New York Gov. Kathy Hochul faced the first test of her ability to manage a disaster Thursday amid the deadly and paralyzing flooding caused by the remnants of Hurricane Ida, as Hochul toured the damage with local officials and pledged to make addressing the growing threat of extreme weather a priority.
The new governor, who stepped into her role less than two weeks ago after Andrew Cuomo resigned, declared a state of emergency early Thursday morning, and New York City issued a flash flood emergency for the first time in its history. Several inches of rain fell per hour, causing heavy flooding that brought railways and the New York City subway service to a standstill and left many unable to reach their destinations.
Hochul called the massive flooding overnight in the state and New York City, caused by the remnants of Hurricane Ida, “one for the record books” and “absolutely stunning on a scale.”
“Unprecedented is almost an understatement,” she said on CNN.
At the same time, Hochul and other Democrats offered dire warnings that the rainfall that has battered the city in recent days is a sign of the growing threat that climate change poses — identifying the need to address infrastructure challenges as a priority for the state.
To underscore the accelerating threat of extreme weather, Hochul told reporters Thursday morning that the storm broke a record for rainfall in New York City that had been set just one week earlier.
“That says to me that there are no more cataclysmic, unforeseeable events. We need to foresee these in advance, and be prepared,” Hochul said.
“We have no choice, my friends. The future we spoke about in dire terms — that future is now, it’s happening. We’re losing life, lives; we’re losing property and we cannot continue on this path,” she said.
The hurricanes, tornados, floods and wildfires that have battered the nation in recent days led Democrats to issue new calls for drastic action to address the increasing frequency of extreme weather caused by global warming.
“Global warming is upon us,” Senate Majority Leader Chuck Schumer, D-New York, said at a Thursday press conference. “When you get two record rainfalls in a week it’s not just coincidence. When you get all the changes we’ve seen in weather, that’s not a coincidence. Global warming is upon us and it’s going to get worse, and worse, and worse, unless we do something about it.”
Schumer’s comments were echoed by Democratic Rep. Ro Khanna of California, who chairs the House Oversight Committee’s Subcommittee on the Environment.
“I had cousins of mine who are not that political text me saying, ‘What are we doing about the climate crisis?'” Khanna told CNN. “Ida brought home for many Americans that we must act now and boldly to end fossil fuel subsidies and have a clean energy standard for the safety of our communities and nation.”
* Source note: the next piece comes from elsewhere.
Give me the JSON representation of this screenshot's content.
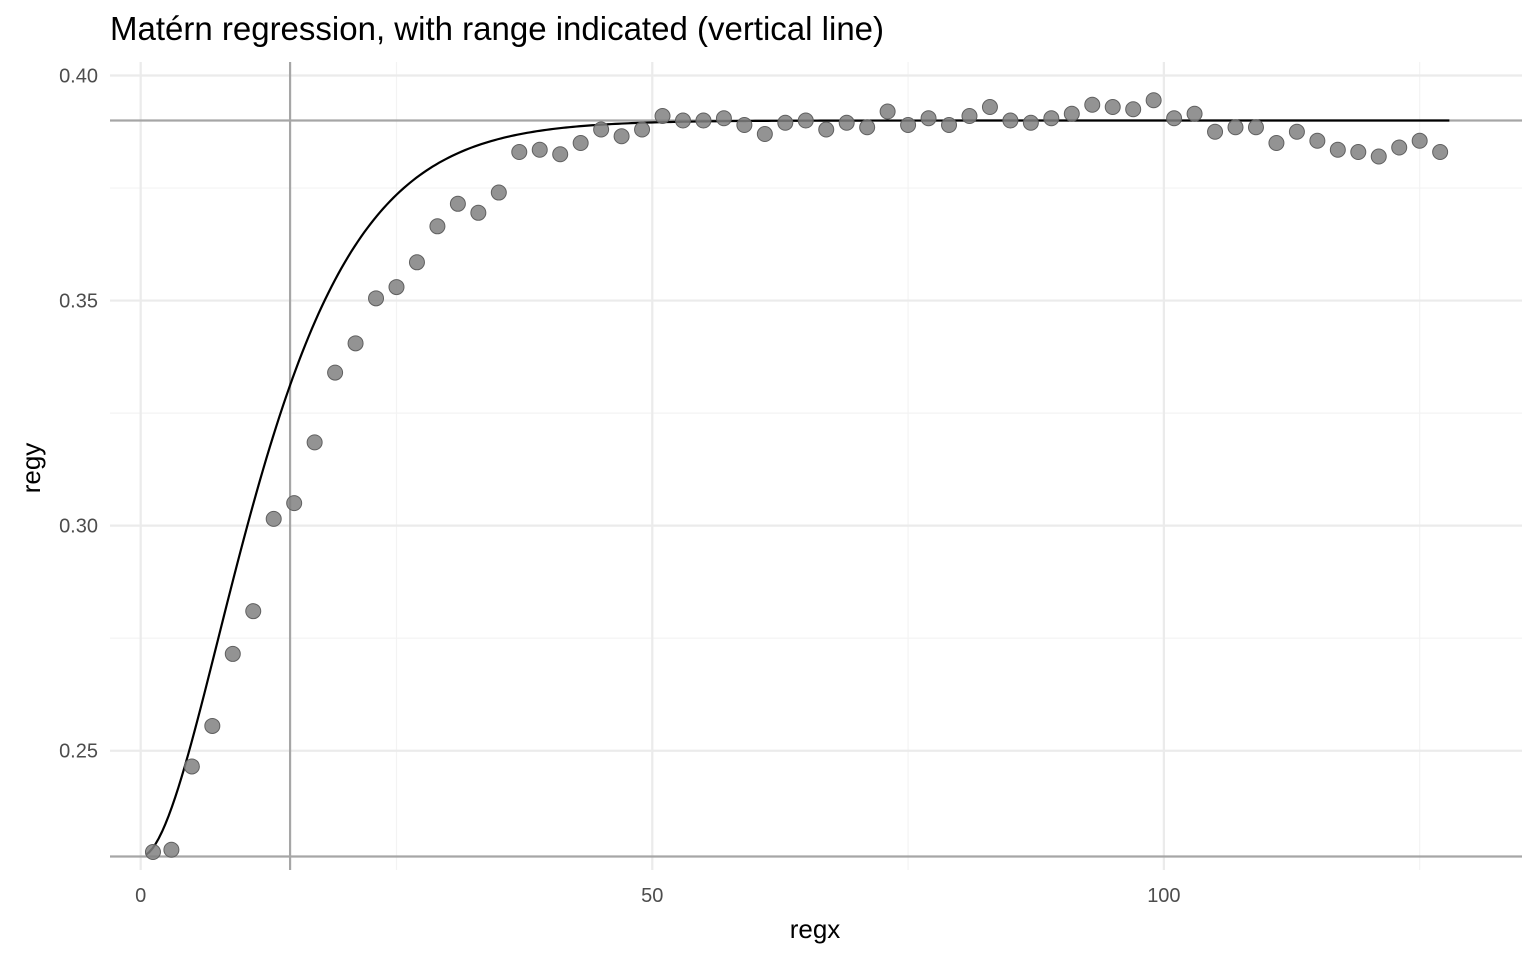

Local officials in New York similarly called on the nation’s leaders in Washington to act.
Queens Borough President Donovan Richards said that “we need Washington, DC, to move with a level or urgency” and that “these lives could have been saved.”
“We are in a new world now, let’s be blunt,” New York City Mayor Bill de Blasio said.
He added: “This is the biggest wakeup call we could possibly get.”
For Hochul, meanwhile, the crisis in New York offered a window into her approach to management at a time of crisis — and how it differs from the top-down style of Cuomo, her predecessor, who often strong-armed local officials and kept de Blasio, his long-time rival, from appearing with him at news conferences. Hochul appeared with de Blasio and Richards on Thursday.
“A new administration — my administration — we don’t govern by press conference,” Hochul told reporters at a press conference, in a clear shot at Cuomo. “Yes, we are here today to answer questions, but I want to assure them, it’s not just about today, it’s about what we do tomorrow, and the next day, and the next day.”
“You will see a different tone — a different era of collaboration,” she said. “And I served as a council member for 14 years. I know what it takes to get the job done. You don’t just show up one day, you show up until the job is done.”
Hochul told reporters she talked with President Joe Biden, and that Biden told her to “tell me what you need.”
Hochul urged commuters to remain at home and to “give us some time to have complete restoration of the trains.” She warned New Yorkers not to venture out into the streets, saying it’s “dangerous” due to fallen power lines and debris.
“There’s going to be a massive cleanup. I would continue to urge people to stay home. Check on your neighbors, give everybody a call, make sure they’re OK, because people are just stunned by what happened last night,” Hochul told CNN.
She added that New York state is “prepared” and “used to disasters, but you just cannot anticipate how much rain fell out of the heavens last night.”
This story has been updated with additional information.